As the screenwriter of "Anonymous," the Roland Emmerich film about the Shakespeare authorship question now in production, I read with great interest James Shapiro's April 11 Times Op-Ed article, "Alas, poor Shakespeare."
I was particularly fascinated by Shapiro's claim that U.S. Supreme Court Justices William J. Brennan Jr., Harry Blackmun and John Paul Stevens ruled "unanimously for Shakespeare and against the Earl of Oxford" in a 1987 moot court case.
Shapiro has, at best, oversimplified the facts.
In fact, Brennan, the senior justice on the case, did not rule on whether Shakespeare actually wrote the plays; he simply ruled that the Earl of Oxford did not meet the burden of proof required under the law.
Blackmun agreed, but then added, "That's the legal answer. Whether it is the
causes me greater doubt" (emphasis mine).
Stevens went even further, saying: "I have lingering concerns. . . . You can't help but have these gnawing doubts that this great author may perhaps have been someone else. . . . I would tend to draw the inference that the author of these plays was a nobleman. . . . There is a high probability that it was Edward de Vere [the Earl of Oxford]."
I would hardly characterize these as opinions "unanimously for Shakespeare and against the Earl of Oxford."
Shapiro goes on to suggest that the justices "obviously" found against Oxford because he "died in 1604, [and] he could not have written . . . 10 or so plays."

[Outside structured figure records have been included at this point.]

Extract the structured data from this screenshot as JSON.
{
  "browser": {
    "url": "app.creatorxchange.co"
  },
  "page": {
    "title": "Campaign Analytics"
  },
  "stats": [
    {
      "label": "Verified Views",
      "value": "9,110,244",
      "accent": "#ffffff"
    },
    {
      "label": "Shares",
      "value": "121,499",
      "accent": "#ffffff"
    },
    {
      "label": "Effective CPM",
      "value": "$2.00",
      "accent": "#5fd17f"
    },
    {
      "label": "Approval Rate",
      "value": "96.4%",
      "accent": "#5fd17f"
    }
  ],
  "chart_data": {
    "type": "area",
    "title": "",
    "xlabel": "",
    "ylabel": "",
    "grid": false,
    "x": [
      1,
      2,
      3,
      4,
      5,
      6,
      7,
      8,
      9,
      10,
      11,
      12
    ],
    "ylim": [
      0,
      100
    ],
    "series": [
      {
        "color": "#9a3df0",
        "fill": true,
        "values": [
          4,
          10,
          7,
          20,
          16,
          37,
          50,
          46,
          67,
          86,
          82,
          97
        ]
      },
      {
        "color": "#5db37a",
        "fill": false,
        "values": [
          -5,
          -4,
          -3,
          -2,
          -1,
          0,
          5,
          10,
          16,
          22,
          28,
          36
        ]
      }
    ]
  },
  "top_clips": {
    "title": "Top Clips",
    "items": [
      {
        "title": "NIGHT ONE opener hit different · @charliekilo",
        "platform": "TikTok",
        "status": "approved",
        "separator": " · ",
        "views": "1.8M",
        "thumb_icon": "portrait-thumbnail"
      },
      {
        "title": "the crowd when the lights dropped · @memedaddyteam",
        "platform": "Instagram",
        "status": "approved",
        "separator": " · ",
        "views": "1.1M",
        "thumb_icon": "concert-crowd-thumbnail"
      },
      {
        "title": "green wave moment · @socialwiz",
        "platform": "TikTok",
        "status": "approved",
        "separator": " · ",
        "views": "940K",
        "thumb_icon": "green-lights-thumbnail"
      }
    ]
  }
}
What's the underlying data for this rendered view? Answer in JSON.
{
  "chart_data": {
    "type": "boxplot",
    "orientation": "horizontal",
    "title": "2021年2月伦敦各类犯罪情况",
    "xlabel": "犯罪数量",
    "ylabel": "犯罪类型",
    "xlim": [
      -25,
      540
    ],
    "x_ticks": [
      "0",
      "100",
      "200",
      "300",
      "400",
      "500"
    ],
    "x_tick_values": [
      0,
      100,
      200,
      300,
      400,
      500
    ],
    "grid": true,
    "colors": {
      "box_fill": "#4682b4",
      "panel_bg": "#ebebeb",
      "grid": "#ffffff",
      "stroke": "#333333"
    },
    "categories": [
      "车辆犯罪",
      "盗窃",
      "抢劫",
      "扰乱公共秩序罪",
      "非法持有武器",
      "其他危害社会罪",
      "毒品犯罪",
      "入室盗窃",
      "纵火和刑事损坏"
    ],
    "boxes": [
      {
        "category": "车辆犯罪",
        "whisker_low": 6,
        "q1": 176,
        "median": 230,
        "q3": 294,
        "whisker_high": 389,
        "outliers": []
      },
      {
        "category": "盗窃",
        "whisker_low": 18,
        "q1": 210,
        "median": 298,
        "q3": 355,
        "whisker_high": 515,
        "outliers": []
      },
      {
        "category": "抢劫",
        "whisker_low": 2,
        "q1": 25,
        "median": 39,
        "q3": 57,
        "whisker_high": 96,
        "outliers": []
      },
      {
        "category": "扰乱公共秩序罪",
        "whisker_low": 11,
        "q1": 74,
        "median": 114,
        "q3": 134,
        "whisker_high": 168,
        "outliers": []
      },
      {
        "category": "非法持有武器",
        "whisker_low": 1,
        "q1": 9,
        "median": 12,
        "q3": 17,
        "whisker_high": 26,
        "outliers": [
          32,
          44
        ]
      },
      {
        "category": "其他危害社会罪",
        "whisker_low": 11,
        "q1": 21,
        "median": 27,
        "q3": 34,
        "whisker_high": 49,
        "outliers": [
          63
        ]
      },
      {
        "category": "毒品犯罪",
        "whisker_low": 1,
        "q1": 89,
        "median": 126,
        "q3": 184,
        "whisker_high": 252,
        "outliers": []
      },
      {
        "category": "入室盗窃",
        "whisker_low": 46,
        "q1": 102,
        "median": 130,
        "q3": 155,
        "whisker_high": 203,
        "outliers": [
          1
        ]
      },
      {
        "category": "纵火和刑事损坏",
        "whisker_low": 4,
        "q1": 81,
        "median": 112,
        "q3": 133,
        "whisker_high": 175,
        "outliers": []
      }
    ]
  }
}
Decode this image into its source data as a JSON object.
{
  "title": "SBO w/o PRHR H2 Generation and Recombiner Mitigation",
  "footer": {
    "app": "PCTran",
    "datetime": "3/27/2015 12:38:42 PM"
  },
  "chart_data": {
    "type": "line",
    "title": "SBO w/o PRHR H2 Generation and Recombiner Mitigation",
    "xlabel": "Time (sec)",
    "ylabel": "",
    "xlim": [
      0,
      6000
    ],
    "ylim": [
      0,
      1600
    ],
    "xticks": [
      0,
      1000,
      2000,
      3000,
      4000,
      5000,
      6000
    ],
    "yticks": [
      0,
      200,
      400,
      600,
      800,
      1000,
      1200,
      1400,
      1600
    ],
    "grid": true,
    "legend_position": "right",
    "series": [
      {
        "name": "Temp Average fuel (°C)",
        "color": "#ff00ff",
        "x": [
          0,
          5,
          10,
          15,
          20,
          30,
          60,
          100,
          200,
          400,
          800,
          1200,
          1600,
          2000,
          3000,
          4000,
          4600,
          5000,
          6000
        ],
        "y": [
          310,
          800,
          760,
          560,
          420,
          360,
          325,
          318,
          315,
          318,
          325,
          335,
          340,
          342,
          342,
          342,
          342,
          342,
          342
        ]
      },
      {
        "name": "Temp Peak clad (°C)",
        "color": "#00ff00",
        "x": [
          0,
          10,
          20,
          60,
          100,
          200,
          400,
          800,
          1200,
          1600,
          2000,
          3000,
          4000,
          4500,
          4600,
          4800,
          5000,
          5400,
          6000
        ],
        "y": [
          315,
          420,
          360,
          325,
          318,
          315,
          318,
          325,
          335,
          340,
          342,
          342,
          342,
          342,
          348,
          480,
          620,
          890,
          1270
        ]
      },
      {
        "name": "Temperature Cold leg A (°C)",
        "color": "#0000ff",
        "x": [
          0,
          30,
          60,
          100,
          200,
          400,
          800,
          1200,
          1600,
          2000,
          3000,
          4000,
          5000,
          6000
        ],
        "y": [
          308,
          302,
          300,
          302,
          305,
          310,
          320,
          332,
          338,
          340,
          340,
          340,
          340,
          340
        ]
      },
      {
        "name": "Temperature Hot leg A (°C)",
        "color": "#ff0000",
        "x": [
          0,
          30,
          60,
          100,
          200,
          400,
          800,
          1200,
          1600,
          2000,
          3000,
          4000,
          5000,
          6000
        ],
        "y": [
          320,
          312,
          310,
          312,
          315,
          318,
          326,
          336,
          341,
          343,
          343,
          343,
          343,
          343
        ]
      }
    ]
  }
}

In fact, historians do not know the precise dating of any of the plays; they only make best guesses. And entirely opposite to Shapiro's claim, Stevens actually stated that he was "not persuaded by the evidence on dating of the plays, because this is sort of a self-generating thing, where some of the dates were established on the assumption that Shakespeare was in fact the author."
Shapiro claimed that our film does a disservice to Shakespeare's legacy and devalues his imagination.
Now, setting aside the fact that we haven't yet finished shooting our film (and one must therefore assume that Shapiro hasn't seen it), I would say our film aspires to do quite the opposite.
Finally, I would ask Shapiro the following: Does he really think so little of the 37 plays and 154 sonnets -- and the genius who wrote them -- that he believes one film could possibly destroy their 400-year-old legacy?
I would respectfully suggest no. That legacy is quite safe, whoever wrote the plays.